Inoltre, alcuni accusano l’Onu di essere troppo dipendente dai finanziamenti degli Stati più ricchi, che possono esercitare pressioni sulle sue agenzie. Il bilancio ordinario delle Nazioni Unite, che per il 2025 ammonta a 3,72 miliardi di dollari, è coperto per circa il 22% dagli Stati Uniti, seguiti da Cina, Giappone e Germania.
Da almeno sette anni, le Nazioni Unite vivono una crisi di liquidità dovuta al mancato versamento puntuale delle quote da parte di numerosi Stati membri. Al 7 marzo 2025, solo 75 dei 193 Paesi avevano pagato integralmente la loro quota al bilancio ordinario dell’Onu. Due dei maggiori contributori, Stati Uniti e Cina, sono tra i principali responsabili della crisi: Washington è in ritardo con un debito di 1,5 miliardi di dollari, mentre Pechino ha ritardato il versamento fino a fine anno, contrariamente alle consuetudini precedenti.
Secondo i critici più duri, il Consiglio di Sicurezza e l’Assemblea Generale hanno tradito lo spirito e i principi contenuti nella Carta istitutiva, come dimostrano i numerosi scandali, dal genocidio in Ruanda del 1994 alla corruzione gigantesca legata al programma umanitario Oil for Food scoperta nel 2004.
Le proposte di riforma
In risposta a questa situazione, Guterres ha annunciato la creazione di una task force interna per rivedere in modo strutturale il funzionamento dell’organizzazione.

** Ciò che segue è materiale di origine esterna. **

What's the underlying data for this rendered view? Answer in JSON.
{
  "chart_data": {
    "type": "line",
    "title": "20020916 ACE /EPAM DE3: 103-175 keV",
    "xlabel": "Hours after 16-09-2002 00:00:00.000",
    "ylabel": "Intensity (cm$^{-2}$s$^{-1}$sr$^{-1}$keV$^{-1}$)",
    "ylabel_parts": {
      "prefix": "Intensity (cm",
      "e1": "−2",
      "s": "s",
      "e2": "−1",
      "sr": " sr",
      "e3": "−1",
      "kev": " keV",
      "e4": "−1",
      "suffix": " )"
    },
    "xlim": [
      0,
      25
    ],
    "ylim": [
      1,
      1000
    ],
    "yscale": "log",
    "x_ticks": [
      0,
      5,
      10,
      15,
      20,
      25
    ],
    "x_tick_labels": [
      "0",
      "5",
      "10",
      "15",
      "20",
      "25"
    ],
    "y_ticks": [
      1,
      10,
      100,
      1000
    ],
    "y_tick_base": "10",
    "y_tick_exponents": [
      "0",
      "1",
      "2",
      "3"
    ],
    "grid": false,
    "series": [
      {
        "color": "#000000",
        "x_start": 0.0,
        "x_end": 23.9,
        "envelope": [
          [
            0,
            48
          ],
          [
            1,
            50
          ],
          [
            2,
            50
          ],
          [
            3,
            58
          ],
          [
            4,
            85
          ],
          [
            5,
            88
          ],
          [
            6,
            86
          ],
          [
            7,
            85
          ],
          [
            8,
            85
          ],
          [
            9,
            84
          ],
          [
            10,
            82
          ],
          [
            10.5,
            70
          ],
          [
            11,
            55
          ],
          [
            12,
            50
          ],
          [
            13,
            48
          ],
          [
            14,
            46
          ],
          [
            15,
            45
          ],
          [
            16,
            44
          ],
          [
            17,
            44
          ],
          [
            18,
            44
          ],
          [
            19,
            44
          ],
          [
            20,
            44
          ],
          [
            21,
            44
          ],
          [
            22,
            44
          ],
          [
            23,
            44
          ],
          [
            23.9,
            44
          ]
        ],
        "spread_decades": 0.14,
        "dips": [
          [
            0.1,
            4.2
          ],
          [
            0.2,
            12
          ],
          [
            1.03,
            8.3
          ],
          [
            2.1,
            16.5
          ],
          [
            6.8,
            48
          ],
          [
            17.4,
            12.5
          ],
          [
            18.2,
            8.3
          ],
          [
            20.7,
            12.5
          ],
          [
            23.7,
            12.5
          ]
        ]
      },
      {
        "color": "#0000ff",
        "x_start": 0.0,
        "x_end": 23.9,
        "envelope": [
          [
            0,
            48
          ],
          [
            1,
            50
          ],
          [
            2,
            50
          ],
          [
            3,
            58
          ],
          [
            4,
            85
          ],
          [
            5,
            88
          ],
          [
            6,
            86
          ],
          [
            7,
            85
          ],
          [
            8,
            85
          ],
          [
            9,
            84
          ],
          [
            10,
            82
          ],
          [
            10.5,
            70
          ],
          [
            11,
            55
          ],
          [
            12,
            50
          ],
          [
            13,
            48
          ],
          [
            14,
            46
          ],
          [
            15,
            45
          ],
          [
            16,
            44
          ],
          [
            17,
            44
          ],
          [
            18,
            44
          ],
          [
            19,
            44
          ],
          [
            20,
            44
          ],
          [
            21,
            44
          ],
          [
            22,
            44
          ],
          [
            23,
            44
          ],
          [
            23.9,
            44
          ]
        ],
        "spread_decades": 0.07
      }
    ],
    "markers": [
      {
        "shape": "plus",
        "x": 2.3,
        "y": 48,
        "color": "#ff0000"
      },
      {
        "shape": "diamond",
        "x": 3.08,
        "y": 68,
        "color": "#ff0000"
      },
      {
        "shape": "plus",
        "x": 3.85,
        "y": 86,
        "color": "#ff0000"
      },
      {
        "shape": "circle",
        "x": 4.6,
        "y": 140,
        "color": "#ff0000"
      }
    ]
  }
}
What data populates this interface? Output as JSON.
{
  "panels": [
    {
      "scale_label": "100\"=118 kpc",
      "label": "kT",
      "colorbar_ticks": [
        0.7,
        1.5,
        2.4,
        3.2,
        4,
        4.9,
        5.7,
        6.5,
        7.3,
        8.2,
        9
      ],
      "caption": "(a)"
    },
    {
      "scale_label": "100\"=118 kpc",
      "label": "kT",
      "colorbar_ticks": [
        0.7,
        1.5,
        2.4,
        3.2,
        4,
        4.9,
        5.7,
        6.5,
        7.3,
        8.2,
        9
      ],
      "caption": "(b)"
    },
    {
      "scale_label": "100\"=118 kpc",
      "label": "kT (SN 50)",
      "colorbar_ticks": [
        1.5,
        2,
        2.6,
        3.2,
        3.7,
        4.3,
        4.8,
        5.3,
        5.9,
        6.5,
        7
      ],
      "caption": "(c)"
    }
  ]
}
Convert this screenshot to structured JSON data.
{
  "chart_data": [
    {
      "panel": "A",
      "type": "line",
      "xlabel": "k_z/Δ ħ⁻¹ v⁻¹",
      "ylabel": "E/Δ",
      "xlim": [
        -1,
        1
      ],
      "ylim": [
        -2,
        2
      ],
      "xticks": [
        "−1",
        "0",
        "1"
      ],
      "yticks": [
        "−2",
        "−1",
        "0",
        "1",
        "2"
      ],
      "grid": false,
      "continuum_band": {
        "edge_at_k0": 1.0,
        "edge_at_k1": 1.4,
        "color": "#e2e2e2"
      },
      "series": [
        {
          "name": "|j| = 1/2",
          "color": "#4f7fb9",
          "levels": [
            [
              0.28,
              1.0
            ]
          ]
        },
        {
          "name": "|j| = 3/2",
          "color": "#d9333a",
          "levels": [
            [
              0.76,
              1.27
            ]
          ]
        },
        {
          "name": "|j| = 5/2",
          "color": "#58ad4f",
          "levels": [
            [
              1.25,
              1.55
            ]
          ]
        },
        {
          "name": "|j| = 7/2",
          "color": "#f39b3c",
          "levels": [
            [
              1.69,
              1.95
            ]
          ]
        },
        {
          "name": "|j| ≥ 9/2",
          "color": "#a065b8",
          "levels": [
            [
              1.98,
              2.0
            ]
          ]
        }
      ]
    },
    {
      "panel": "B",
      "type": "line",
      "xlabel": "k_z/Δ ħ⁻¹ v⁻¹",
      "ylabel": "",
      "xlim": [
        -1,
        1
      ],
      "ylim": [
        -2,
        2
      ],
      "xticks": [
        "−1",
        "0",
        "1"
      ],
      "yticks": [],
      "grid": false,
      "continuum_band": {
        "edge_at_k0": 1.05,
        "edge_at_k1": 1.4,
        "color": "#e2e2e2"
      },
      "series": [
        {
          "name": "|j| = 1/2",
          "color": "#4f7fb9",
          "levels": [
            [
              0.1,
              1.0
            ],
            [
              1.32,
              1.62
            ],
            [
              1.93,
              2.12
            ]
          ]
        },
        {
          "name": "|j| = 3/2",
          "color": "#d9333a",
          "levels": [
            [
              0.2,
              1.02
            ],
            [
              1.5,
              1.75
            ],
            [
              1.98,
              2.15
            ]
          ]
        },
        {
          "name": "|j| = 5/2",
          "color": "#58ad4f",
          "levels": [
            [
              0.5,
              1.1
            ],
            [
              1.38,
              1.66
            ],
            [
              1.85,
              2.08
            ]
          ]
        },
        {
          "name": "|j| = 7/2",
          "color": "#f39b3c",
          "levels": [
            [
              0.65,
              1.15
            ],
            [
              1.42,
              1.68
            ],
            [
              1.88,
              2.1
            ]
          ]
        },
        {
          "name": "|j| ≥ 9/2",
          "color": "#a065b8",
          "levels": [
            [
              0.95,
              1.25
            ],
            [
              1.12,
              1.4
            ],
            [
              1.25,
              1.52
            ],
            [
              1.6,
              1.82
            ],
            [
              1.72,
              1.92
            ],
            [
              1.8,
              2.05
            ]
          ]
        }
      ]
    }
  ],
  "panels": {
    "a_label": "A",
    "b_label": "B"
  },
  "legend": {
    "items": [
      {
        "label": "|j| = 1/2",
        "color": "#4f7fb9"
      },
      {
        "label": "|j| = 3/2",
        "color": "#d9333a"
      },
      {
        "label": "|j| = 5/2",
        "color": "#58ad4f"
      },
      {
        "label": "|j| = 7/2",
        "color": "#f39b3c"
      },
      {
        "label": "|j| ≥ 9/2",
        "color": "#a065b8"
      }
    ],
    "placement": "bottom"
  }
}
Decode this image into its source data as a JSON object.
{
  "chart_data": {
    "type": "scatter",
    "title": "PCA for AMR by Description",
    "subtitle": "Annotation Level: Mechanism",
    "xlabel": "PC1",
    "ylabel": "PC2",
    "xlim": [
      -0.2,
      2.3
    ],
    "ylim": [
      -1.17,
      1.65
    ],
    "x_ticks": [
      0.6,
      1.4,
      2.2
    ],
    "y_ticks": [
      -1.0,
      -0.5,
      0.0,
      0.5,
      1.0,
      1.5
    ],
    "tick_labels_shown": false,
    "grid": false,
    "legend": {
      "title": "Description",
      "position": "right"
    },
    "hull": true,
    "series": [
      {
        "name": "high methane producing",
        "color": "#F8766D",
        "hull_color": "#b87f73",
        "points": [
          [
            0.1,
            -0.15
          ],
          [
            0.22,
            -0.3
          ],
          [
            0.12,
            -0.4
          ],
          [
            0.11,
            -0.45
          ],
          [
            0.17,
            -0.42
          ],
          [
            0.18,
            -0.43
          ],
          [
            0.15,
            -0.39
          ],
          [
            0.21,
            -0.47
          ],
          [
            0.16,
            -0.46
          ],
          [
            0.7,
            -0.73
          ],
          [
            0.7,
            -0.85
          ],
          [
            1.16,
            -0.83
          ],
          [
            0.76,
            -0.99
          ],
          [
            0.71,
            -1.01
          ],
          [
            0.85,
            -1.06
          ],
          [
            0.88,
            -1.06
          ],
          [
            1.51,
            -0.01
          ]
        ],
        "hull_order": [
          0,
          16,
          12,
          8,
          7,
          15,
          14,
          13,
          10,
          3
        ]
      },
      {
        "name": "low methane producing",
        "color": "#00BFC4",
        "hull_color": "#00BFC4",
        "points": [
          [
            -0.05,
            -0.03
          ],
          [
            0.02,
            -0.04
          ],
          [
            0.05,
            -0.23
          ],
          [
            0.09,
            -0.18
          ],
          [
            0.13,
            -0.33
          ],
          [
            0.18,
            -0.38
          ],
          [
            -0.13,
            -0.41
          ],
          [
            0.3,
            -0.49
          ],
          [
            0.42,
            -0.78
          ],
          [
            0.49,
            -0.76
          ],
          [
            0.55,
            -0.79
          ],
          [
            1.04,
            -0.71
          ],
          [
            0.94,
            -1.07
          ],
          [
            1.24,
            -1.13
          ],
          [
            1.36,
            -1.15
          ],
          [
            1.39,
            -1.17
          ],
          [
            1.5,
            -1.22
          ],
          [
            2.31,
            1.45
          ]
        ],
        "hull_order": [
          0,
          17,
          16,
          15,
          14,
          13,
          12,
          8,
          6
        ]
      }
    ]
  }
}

Tra le priorità indicate dall’UN80 ci sono la razionalizzazione dei mandati del Consiglio di Sicurezza e dell’Assemblea Generale, la semplificazione delle strutture operative; la digitalizzazione dei processi burocratici; il potenziamento della trasparenza e della rendicontazione verso i cittadini e i contribuenti dei Paesi membri.
Il segretario generale ha però preso le distanze da paragoni con l’iniziativa statunitense per l’efficienza governativa promossa da Donald Trump e Elon Musk, che ha portato a drastici tagli alla pubblica amministrazione federale. “Stiamo parlando di processi, metodologie e obiettivi completamente diversi”, ha precisato Guterres. “Questa è una continuazione e un’intensificazione del lavoro che abbiamo sempre fatto”.
Da tempo, al centro del dibattito, vi è la riforma del Consiglio di Sicurezza: molti paesi chiedono di ampliarlo per riflettere il mondo multipolare attuale. Tra i candidati all’ingresso permanente ci sono Germania, Giappone, India, Brasile e Stati africani. Altre proposte riguardano la limitazione o abolizione del diritto di veto, o almeno la sua sospensione nei casi di crimini contro l’umanità. Tutti vorrebbero cambiare l’Onu, ma a causa dei contrastanti interessi nazionali nessuno ci riesce.
Il ritorno di Trump
Il ritorno alla presidenza di Donald Trump ha aggiunto una dose di urgenza al processo di riforma. Il capo della Casa Bianca ha espresso giudizi ambivalenti sull’Onu: da un lato ne riconosce il potenziale, dall’altro la accusa di “non essere all’altezza delle sue responsabilità”.
Nel frattempo, Washington ha smantellato l’agenzia Usaid, responsabile degli aiuti umanitari, e ha tagliato l’83% dei programmi di cooperazione internazionale, mentre anche il Regno Unito ha ridotto significativamente i propri aiuti allo sviluppo. Questo ha aggravato le difficoltà delle agenzie umanitarie delle Nazioni Unite, che si trovano costrette a tagliare razioni alimentari a rifugiati come i Rohingya in Bangladesh, o a congelare assunzioni per contenere i costi.
Secondo i segmenti politici più nazionalisti anti-occidentali, da un lato, e atlantisti più rigidi dall’altro, l’Onu è un ente dannoso: superato il vecchio bipolarismo della Guerra fredda e mandato in crisi l’unipolarismo, oggi le crisi locali richiederebbero analisi e interventi che, negli ultimi anni, solo la forza delle grande potenze è stata in grado di attuare.
Di sicuro, se il vecchio multilateralismo è inadatto a gestire queste crisi, per ora l’alternativa al sistema attuale che si prospetta sembra un mondo più disordinato, diseguale e pericoloso.